War Department General Order 143: Creation of the U.S. Colored Troops (1863)
The War Department issued General Order 143 on May 22, 1863, creating the United States Colored Troops. By the end of the Civil War, roughly 179,000 Black men (10 percent of the Union Army) served as soldiers in the U.S. Army, and another 19,000 served in the Navy.
The issues of emancipation and military service were intertwined from the onset of the Civil War. News that the Confederacy had attacked the U.S. garrison at Fort Sumter in Charleston, South Carolina – which began the Civil War in earnest – set off a rush by free Black men to enlist in U.S. military units. They were turned away, however, because a 1792 federal law barred them from bearing arms for the U.S. Army. In Boston, disappointed would-be volunteers met and passed a resolution requesting that the government modify its laws to permit their enlistment.
President Lincoln's administration wrestled with the idea of authorizing the recruitment of Black troops, but was concerned that such a move would prompt the border states to secede. When General John C. Frémont in Missouri and General David Hunter in South Carolina issued proclamations that emancipated enslaved people in their military regions and permitted them to enlist, their superiors sternly revoked their orders.
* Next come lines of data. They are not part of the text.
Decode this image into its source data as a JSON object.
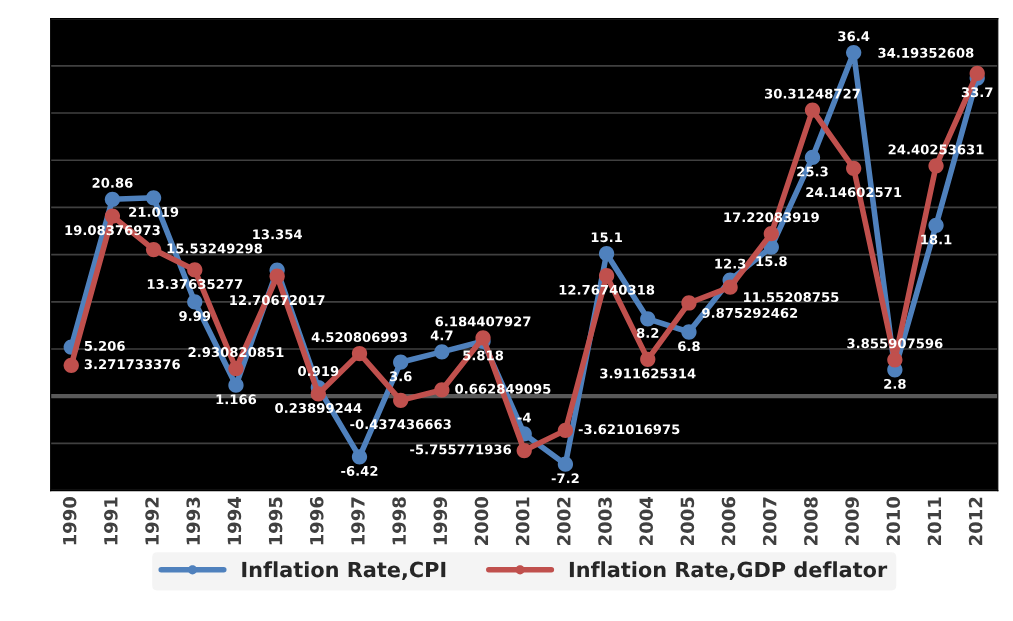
{
  "chart_data": {
    "type": "line",
    "categories": [
      "1990",
      "1991",
      "1992",
      "1993",
      "1994",
      "1995",
      "1996",
      "1997",
      "1998",
      "1999",
      "2000",
      "2001",
      "2002",
      "2003",
      "2004",
      "2005",
      "2006",
      "2007",
      "2008",
      "2009",
      "2010",
      "2011",
      "2012"
    ],
    "series": [
      {
        "name": "Inflation Rate,CPI",
        "color": "#4f81bd",
        "values": [
          5.206,
          20.86,
          21.019,
          9.99,
          1.166,
          13.354,
          0.919,
          -6.42,
          3.6,
          4.7,
          5.818,
          -4,
          -7.2,
          15.1,
          8.2,
          6.8,
          12.3,
          15.8,
          25.3,
          36.4,
          2.8,
          18.1,
          33.7
        ]
      },
      {
        "name": "Inflation Rate,GDP deflator",
        "color": "#c0504d",
        "values": [
          3.271733376,
          19.08376973,
          15.53249298,
          13.37635277,
          2.930820851,
          12.70672017,
          0.23899244,
          4.520806993,
          -0.437436663,
          0.662849095,
          6.184407927,
          -5.755771936,
          -3.621016975,
          12.76740318,
          3.911625314,
          9.875292462,
          11.55208755,
          17.22083919,
          30.31248727,
          24.14602571,
          3.855907596,
          24.40253631,
          34.19352608
        ]
      }
    ],
    "ylim": [
      -10,
      40
    ],
    "yticks": [
      {
        "value": -10,
        "label": null
      },
      {
        "value": -5,
        "label": null
      },
      {
        "value": 0,
        "label": null
      },
      {
        "value": 5,
        "label": null
      },
      {
        "value": 10,
        "label": null
      },
      {
        "value": 15,
        "label": null
      },
      {
        "value": 20,
        "label": null
      },
      {
        "value": 25,
        "label": null
      },
      {
        "value": 30,
        "label": null
      },
      {
        "value": 35,
        "label": null
      },
      {
        "value": 40,
        "label": null
      }
    ],
    "tick_labels": "x",
    "grid": "y",
    "legend": "bottom",
    "marker": "circle",
    "line_style": "solid",
    "data_labels": true
  }
}
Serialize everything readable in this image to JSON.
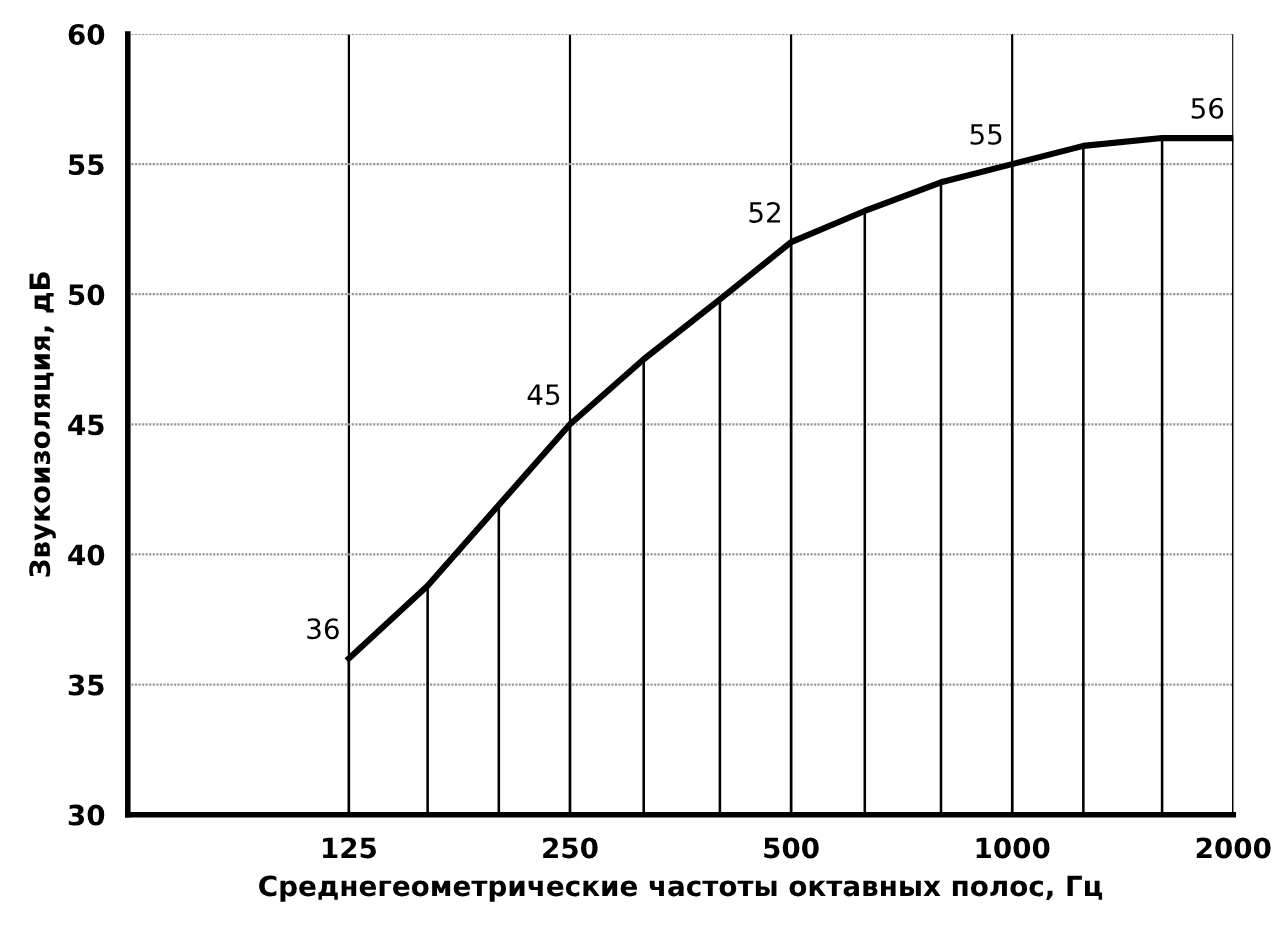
{
  "chart_data": {
    "type": "line",
    "xlabel": "Среднегеометрические частоты октавных полос, Гц",
    "ylabel": "Звукоизоляция, дБ",
    "x": [
      125,
      160,
      200,
      250,
      315,
      400,
      500,
      630,
      800,
      1000,
      1250,
      1600,
      2000
    ],
    "series": [
      {
        "type": "bar",
        "color": "#000000",
        "values": [
          36,
          38.8,
          41.9,
          45,
          47.5,
          49.8,
          52,
          53.2,
          54.3,
          55,
          55.7,
          56,
          56
        ]
      },
      {
        "color": "#000000",
        "marker": "none",
        "line_style": "solid",
        "values": [
          36,
          38.8,
          41.9,
          45,
          47.5,
          49.8,
          52,
          53.2,
          54.3,
          55,
          55.7,
          56,
          56
        ],
        "value_labels": [
          "36",
          null,
          null,
          "45",
          null,
          null,
          "52",
          null,
          null,
          "55",
          null,
          null,
          "56"
        ]
      }
    ],
    "log": "x",
    "xlim": [
      62.5,
      2000
    ],
    "xticks": [
      125,
      250,
      500,
      1000,
      2000
    ],
    "ylim": [
      30,
      60
    ],
    "yticks": [
      30,
      35,
      40,
      45,
      50,
      55,
      60
    ],
    "grid": true
  }
}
By mid-1862, however, the government was pushed into reconsidering the ban because of the escalating number of formerly enslaved people coming over Union lines (referred to in the military as "contrabands"), the declining number of white volunteers, and the pressing personnel needs of the Union Army.
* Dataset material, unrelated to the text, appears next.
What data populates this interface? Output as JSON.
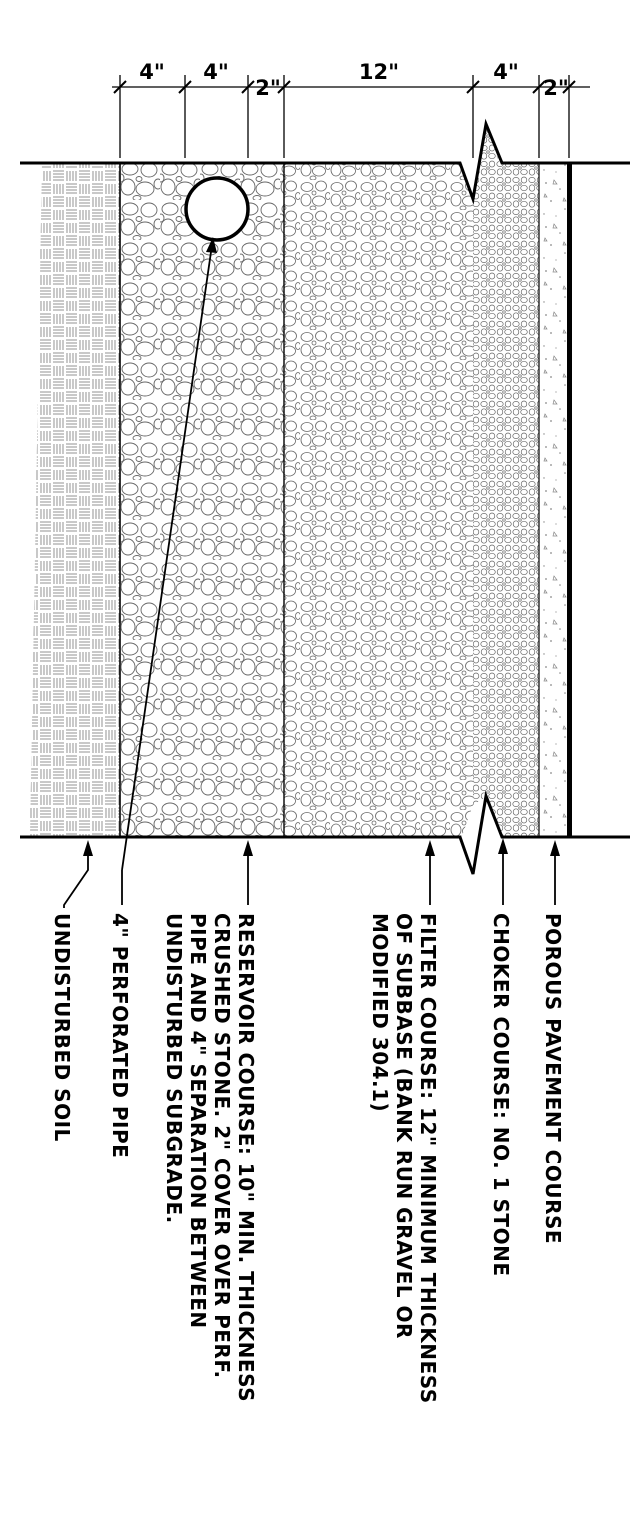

As a result, on July 17, 1862, Congress passed the Second Confiscation and Militia Act, freeing enslaved people whose enslavers were in the Confederate Army. Two days later, slavery was abolished in the territories of the United States; and on July 22, 1862, President Lincoln presented the preliminary draft of the Emancipation Proclamation to his Cabinet.
After the Union Army turned back Confederate General Robert E. Lee's first invasion of the North at Antietam, Maryland, and the Emancipation Proclamation was subsequently announced, Black recruitment was pursued in earnest. Volunteers from South Carolina, Tennessee, and Massachusetts filled the first authorized Black regiments. Recruitment was slow until Black leaders such as Frederick Douglass encouraged Black men to become soldiers to ensure eventual full citizenship. (Two of Douglass's own sons contributed to the war effort.) Volunteers began to respond; and in May 1863, the government established the Bureau of Colored Troops to manage the burgeoning numbers of Black soldiers.
Nearly 40,000 Black soldiers died over the course of the war—30,000 of infection or disease. Black soldiers served in artillery and infantry and performed all non-combat support functions that sustain an army as well. Black carpenters, chaplains, cooks, guards, laborers, nurses, scouts, spies, steamboat pilots, surgeons, and teamsters also contributed to the war cause. There were nearly 80 Black commissioned officers. Black women, who could not formally join the Army, nonetheless served as nurses, spies, and scouts, the most famous being Harriet Tubman, who scouted for the 2nd South Carolina Volunteers.